Bulgaria pushed on Wednesday for an EU-wide refugee strategy as it struggles to cope with a mass influx of asylum-seekers, the majority of them Syrian.
"We have repeatedly highlighted the need for a common European refugee system that would allow flexible resource management and the possibility for refugee relocation within the bloc on the basis of objective criteria," Interior Minister Tsvetlin Yovchev said after a national security council on the refugee issue.
Bulgaria -- the poorest country in the bloc and its outermost border to the southeast -- has found itself grossly unprepared to welcome the more than 10,000 refugees, including Syrians fleeing conflict at home, who have entered the country illegally so far this year from Turkey.
The cash-strapped country's limited shelters are overflowing, with refugees housed instead in deserted schools, dilapidated army barracks, metal containers or tents, and a humanitarian crisis looming as winter draws near.
Slow claim procedures have worsened the situation, sparking protest sit-ins and a hunger strike among refugees, whose living conditions Amnesty International dubbed "inhumane" in a statement on Tuesday.
Struggling to cope with the influx, Bulgaria has started turning refugees back at the border and Yovchev said it will pursue this policy despite criticism from the U.N. refugee agency.

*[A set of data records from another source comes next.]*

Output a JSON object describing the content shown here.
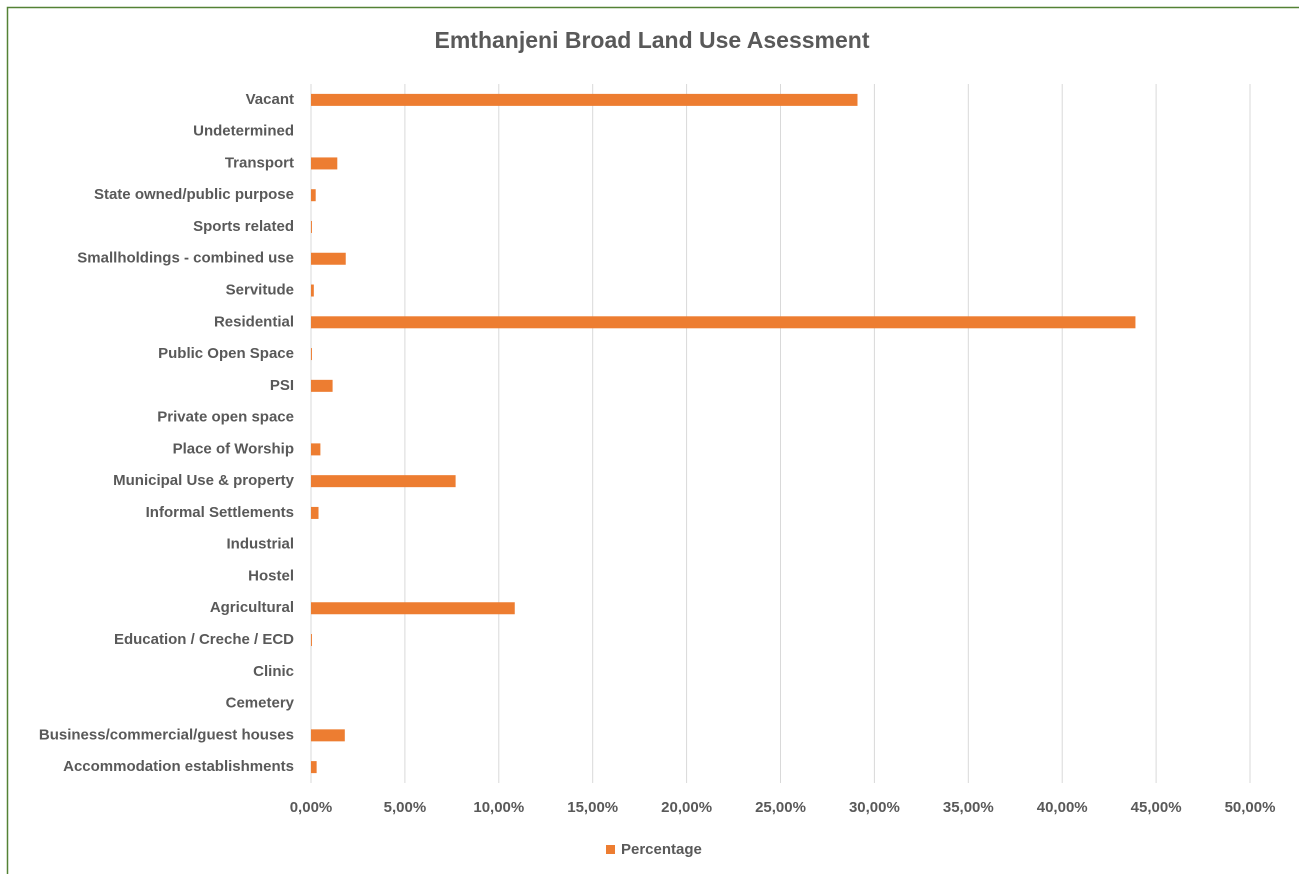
{
  "chart_data": {
    "type": "bar",
    "orientation": "horizontal",
    "title": "Emthanjeni Broad Land Use Asessment",
    "categories": [
      "Vacant",
      "Undetermined",
      "Transport",
      "State owned/public purpose",
      "Sports related",
      "Smallholdings  - combined use",
      "Servitude",
      "Residential",
      "Public Open Space",
      "PSI",
      "Private open space",
      "Place of Worship",
      "Municipal Use &  property",
      "Informal Settlements",
      "Industrial",
      "Hostel",
      "Agricultural",
      "Education / Creche / ECD",
      "Clinic",
      "Cemetery",
      "Business/commercial/guest houses",
      "Accommodation establishments"
    ],
    "series": [
      {
        "name": "Percentage",
        "color": "#ed7d31",
        "values": [
          29.1,
          0,
          1.4,
          0.25,
          0.05,
          1.85,
          0.15,
          43.9,
          0.05,
          1.15,
          0,
          0.5,
          7.7,
          0.4,
          0,
          0,
          10.85,
          0.05,
          0,
          0,
          1.8,
          0.3
        ]
      }
    ],
    "xlim": [
      0,
      50
    ],
    "xticks": [
      {
        "value": 0,
        "label": "0,00%"
      },
      {
        "value": 5,
        "label": "5,00%"
      },
      {
        "value": 10,
        "label": "10,00%"
      },
      {
        "value": 15,
        "label": "15,00%"
      },
      {
        "value": 20,
        "label": "20,00%"
      },
      {
        "value": 25,
        "label": "25,00%"
      },
      {
        "value": 30,
        "label": "30,00%"
      },
      {
        "value": 35,
        "label": "35,00%"
      },
      {
        "value": 40,
        "label": "40,00%"
      },
      {
        "value": 45,
        "label": "45,00%"
      },
      {
        "value": 50,
        "label": "50,00%"
      }
    ],
    "grid": true,
    "legend": "bottom"
  }
}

The U.N. high commissioner for refugees Antonio Guterres and the European humanitarian aid commissioner, Bulgarian Kristalina Georgieva, arrive on a one-day visit to Bulgaria on Friday.
Bulgarians, themselves mired in poverty, have been increasingly resentful of the refugees, with a Gallup institute poll showing Tuesday that as many as 55 percent of people considered it "unfair" to allocate more money to refugees.
Recent months have seen several immigrants beaten in the street, and a new nationalist party formed.
"The escalation of xenophobic acts and the attacks against foreigners create a conflict potential that can have long-lasting consequences for Bulgaria's reputation, economy, investment," President Rosen Plevneliev warned at the council lasting more than six hours on Wednesday.
He urged all political leaders to "refrain from planting xenophobia, hatred and divisions in society", with the Socialist-backed cabinet already reeling from five months of anti-poverty street protests.